I am beginning to wonder whether it is useful to continue to refer to ourselves as “clinicians.” In the early days of efforts to increase the influence and security of clinical teachers, the question came up: how do we tell if someone is really a clinician? The answer at that time was that if anyone was willing to self-identify themselves publicly as a clinician, they must be one. Today, I would be hard-pressed to draft a definition of a clinician. Wouldn’t you? I think I’m correct to say that the Best Practices book neither speaks of law school faculty as clinicians or professors, but rather as “law teachers.” I think all law teachers should be using similar approaches to educating students, but with different emphases depending on the specific goals of our courses.
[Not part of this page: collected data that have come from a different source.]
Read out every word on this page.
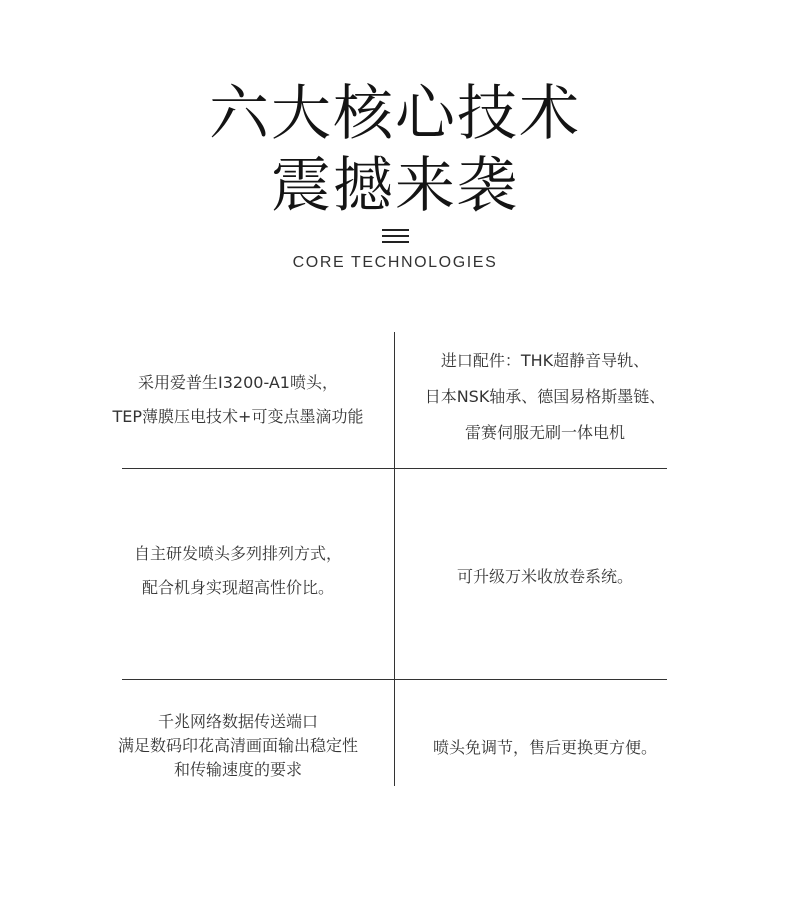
六大核心技术
震撼来袭
CORE TECHNOLOGIES
采用爱普生I3200-A1喷头，
TEP薄膜压电技术+可变点墨滴功能
进口配件：THK超静音导轨、
日本NSK轴承、德国易格斯墨链、
雷赛伺服无刷一体电机
自主研发喷头多列排列方式，
配合机身实现超高性价比。
可升级万米收放卷系统。
千兆网络数据传送端口
满足数码印花高清画面输出稳定性
和传输速度的要求
喷头免调节，售后更换更方便。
In closing, doesn’t setting a goal of having all students graduate with at least one “clinical course” miss the message of Carnegie and Best Practices about where law schools should be going (although in some contexts that might be the most achievable first step)?
Roy
Filed under: Who is Using the Best Practices Book? |
Professor Alan M. Lerner, responds to Professor Stuckey:
Friends,
I have been following this stream, also, as well as the discussion in Cleveland, and before. Roy’s point about curriculum is essential. I would add, however, that status has a natural impact on the impact that we can have on curriculum. If those of us law teachers who, using experiential methods whose validity has been attested to by the scientific community, focus on our students future role and skills as lawyers, their professionalism, and the critical force that they, as lawyers, can exert in our communities and society, don’t have relatively equal status, it seems to me unlikely that we will be able to exert significant impact on curriculum.
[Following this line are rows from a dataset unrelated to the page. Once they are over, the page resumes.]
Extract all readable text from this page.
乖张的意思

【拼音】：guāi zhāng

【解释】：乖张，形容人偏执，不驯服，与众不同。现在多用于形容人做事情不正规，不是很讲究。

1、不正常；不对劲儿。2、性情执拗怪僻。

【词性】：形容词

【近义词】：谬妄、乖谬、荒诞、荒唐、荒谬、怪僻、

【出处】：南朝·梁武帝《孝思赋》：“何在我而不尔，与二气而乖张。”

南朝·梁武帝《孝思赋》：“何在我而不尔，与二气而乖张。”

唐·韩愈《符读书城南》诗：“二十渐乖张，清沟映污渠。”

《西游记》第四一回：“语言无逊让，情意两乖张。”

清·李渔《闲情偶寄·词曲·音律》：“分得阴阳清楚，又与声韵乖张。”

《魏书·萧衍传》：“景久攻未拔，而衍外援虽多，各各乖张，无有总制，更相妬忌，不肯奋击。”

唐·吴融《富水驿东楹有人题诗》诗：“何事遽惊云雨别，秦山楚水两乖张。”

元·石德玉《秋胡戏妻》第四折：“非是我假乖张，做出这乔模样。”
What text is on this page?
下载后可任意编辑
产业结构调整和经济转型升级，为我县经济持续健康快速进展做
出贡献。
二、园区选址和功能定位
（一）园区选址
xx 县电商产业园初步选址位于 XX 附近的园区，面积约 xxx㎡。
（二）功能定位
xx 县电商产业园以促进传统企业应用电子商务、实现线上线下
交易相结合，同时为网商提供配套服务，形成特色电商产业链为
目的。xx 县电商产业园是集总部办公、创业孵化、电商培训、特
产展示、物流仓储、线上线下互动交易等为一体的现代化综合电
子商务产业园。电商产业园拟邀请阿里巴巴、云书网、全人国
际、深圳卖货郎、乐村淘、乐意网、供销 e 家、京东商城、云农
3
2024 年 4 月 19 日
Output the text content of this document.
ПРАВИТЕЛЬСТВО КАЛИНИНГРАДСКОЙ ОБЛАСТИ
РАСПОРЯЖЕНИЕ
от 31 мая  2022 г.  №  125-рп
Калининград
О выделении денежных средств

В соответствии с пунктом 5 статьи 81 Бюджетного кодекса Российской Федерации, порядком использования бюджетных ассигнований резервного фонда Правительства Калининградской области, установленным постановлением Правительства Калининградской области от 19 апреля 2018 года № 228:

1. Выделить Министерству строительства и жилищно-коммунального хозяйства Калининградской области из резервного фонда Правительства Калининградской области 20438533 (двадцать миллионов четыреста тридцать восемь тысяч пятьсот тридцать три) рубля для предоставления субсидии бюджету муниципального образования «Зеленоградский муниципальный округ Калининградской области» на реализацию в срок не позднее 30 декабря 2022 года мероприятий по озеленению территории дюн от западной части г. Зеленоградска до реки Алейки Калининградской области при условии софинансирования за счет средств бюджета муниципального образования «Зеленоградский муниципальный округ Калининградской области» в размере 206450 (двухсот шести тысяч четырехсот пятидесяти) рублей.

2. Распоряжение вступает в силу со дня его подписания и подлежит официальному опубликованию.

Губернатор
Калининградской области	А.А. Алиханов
I would like to offer another thought to the discussion. At page 94 of the Carnegie Report, the point is made that clinical education has not articulated an adequate “pedagogogical theory of legal practice.” While I am not convinced that I fully understand, or to the extent that I understand, agree with that indictment, I do think that we should build our demand for equality on a base of a definition or theory of legal education. If, under an acceptable theory of legal education what we do is as important as what teachers of theory and doctrine do, then our expectation of equal role and equal treatment – in curricular influence and in security – should follow. As a start, Carnegie, and pretty much every US law school of which I am aware, claims that they – using the Landell/Socaratic model – teach their students to “think like lawyers.”
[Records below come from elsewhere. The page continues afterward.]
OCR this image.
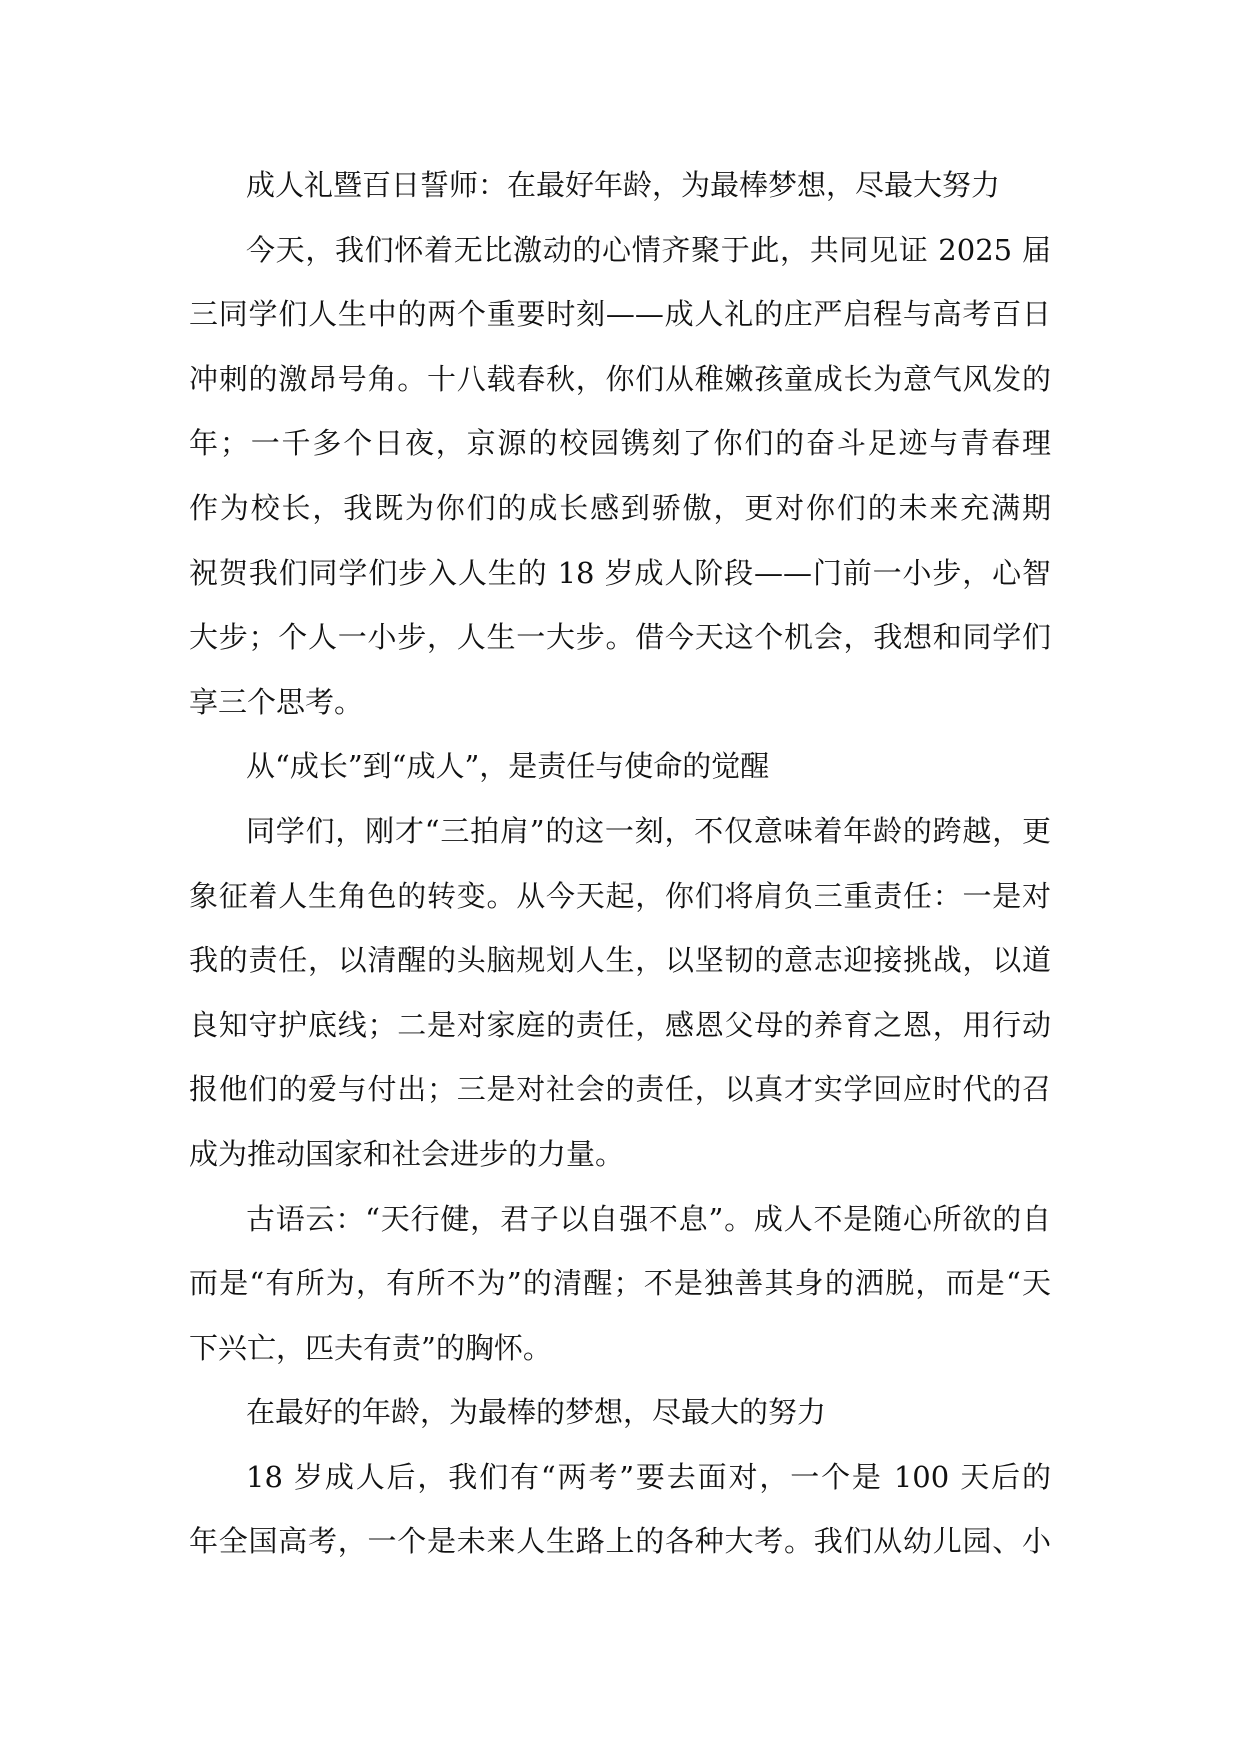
成人礼暨百日誓师：在最好年龄，为最棒梦想，尽最大努力
今天，我们怀着无比激动的心情齐聚于此，共同见证 2025 届
三同学们人生中的两个重要时刻——成人礼的庄严启程与高考百日
冲刺的激昂号角。十八载春秋，你们从稚嫩孩童成长为意气风发的
年；一千多个日夜，京源的校园镌刻了你们的奋斗足迹与青春理
作为校长，我既为你们的成长感到骄傲，更对你们的未来充满期
祝贺我们同学们步入人生的 18 岁成人阶段——门前一小步，心智
大步；个人一小步，人生一大步。借今天这个机会，我想和同学们
享三个思考。
从“成长”到“成人”，是责任与使命的觉醒
同学们，刚才“三拍肩”的这一刻，不仅意味着年龄的跨越，更
象征着人生角色的转变。从今天起，你们将肩负三重责任：一是对
我的责任，以清醒的头脑规划人生，以坚韧的意志迎接挑战，以道
良知守护底线；二是对家庭的责任，感恩父母的养育之恩，用行动
报他们的爱与付出；三是对社会的责任，以真才实学回应时代的召
成为推动国家和社会进步的力量。
古语云：“天行健，君子以自强不息”。成人不是随心所欲的自
而是“有所为，有所不为”的清醒；不是独善其身的洒脱，而是“天
下兴亡，匹夫有责”的胸怀。
在最好的年龄，为最棒的梦想，尽最大的努力
18 岁成人后，我们有“两考”要去面对，一个是 100 天后的
年全国高考，一个是未来人生路上的各种大考。我们从幼儿园、小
All of us who have actually invested a significant amount of our lives being lawyers for real, human clients,, and reflecting upon what that means and requires, know that the thinking of lawyers is far more complex than what passes for teaching students to think like lawyers in the modern version of the Langdell/Socratic model. For one thing, good lawyers can and do consider their client’s context, as well as the emotional forces, including deeply held values, at work within themselves, their clients, their adversaries, the tribunals before whom they plead their clients’ matters (Yes, you, too, Justice Scalia!), and the practical skills that are necessary to make theory approach reality.
Chapters 1 & 2 of Best Practices for Legal Education contain a thorough discussion of the need to articulate goals (How would we expect one of our students to plan a case or help a client without clarifying and articulating goals and priorities?), and what they should encompass. Yet, I think that we need something on the order of a short statement, not more than a couple of sentences that captures our meaning, and that we can share with, perhaps, the ABA, the AALS, etc.
Here is a note that I scribbled down at the lunch table in Cleveland during the discussion (edited with some thoughts from my dear colleague Lou Rulli, though I take full responisbility). If anyone thinks that my suggestion that we develop a short “theory of the case” or “theme” is worth pursuing, perhaps it can help to advance the ball. If not, not.
“Legal education is the preparation of our students to become, to the best of their ability, critical thinking, ethical, professionally skilled, and socially and emotionally aware lawyers for their clients, who understand their role, and obligation to serve, are capable of understanding their clients and the context from which they and their legal problems emerge, and who contribute positively as members of their communities, and of the legal profession.”